Extend autograd.Function to support vmap and autograd

nuull · June 5, 2024, 1:10pm

Hi,

I am trying to extend some pytorch3d classes (that are autograd.Function ) to support jacrev. I made the adjustment on C++ side and can confirm it is correct. The example below where _C.point_face_dist_backward is its backward method from pytorch3d. It can now take grad_dists as a 2D vector that supports how vmap/jacrev would call it.

# simulating torch.autograd.functional.jacobian
# to compute the jacobian row by row
grad_dists = torch.eye(points.shape[0], dtype=torch.float32, device=device)
grad_point_list = []
for grad_d in grad_dists:
    grad_points, _ = _C.point_face_dist_backward(
        points, tris, p2f_inds, grad_d, min_triangle_area
    )
    grad_point_list.append(grad_points)
grad_points = torch.stack(grad_point_list)

# simulating torch.func.jacrev
# under vmap, it will be called with an identity grad_dists
vmap_grad_dists = torch.eye(points.shape[0], dtype=torch.float32, device=device)
vmap_grad_points, _ = _C.point_face_dist_backward(
    points, tris, p2f_inds, vmap_grad_dists, min_triangle_area
)

np.testing.assert_equal(grad_points.numpy(), vmap_grad_points.numpy())

The problem:

when this backward method is called with torch.autograd.functional.jacobian (computing the jacobian row-by-row), it returns grad_points with shape of N x 3. This works fine to build the final full jacobian.
when it is called with jacrev, it returns grad_points with shape of M x N x 3. The final jacobian is a sparse 2D vector with a shape of M x (3N). I found this line in vmap.py reshapes the gradients (from M x N x 3 to M x (3N). While the shape is correct, it for some reason duplicates all the numbers row-by-row, so the resulting jacobian is a dense 2D vector with duplications.

The question:

Does anyone have experience on extend autograd.Function to support vmap? The most useful sentence from the doc is “For example, torch.func.jacrev() performs vmap() over the backward pass.
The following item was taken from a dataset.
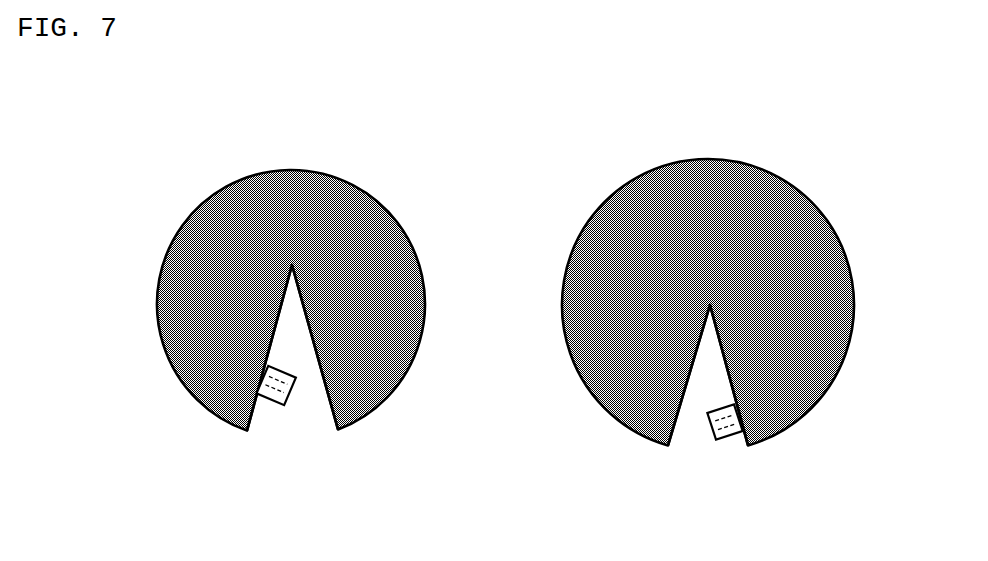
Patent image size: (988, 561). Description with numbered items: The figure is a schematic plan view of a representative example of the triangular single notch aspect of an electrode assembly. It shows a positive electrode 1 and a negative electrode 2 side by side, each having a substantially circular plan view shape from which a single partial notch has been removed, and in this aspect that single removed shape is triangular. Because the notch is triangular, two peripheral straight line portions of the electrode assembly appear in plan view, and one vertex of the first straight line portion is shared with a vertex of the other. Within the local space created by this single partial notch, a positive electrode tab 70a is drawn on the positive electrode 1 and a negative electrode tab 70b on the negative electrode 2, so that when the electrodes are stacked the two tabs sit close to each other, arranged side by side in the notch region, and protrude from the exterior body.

So if you’re only interested in using torch.func.jacrev(), only the backward() staticmethod needs to be vmappable.” but it does not have an example how to exactly do that when backward method is calling C++/CUDA code.
If there is an example or a pointer, please also let me know!

Thanks!

soulitzer · June 12, 2024, 2:01pm

For future reference, this is xposted and answered here Make `torch.autograd.Function` support `vmap` · Issue #128020 · pytorch/pytorch · GitHub.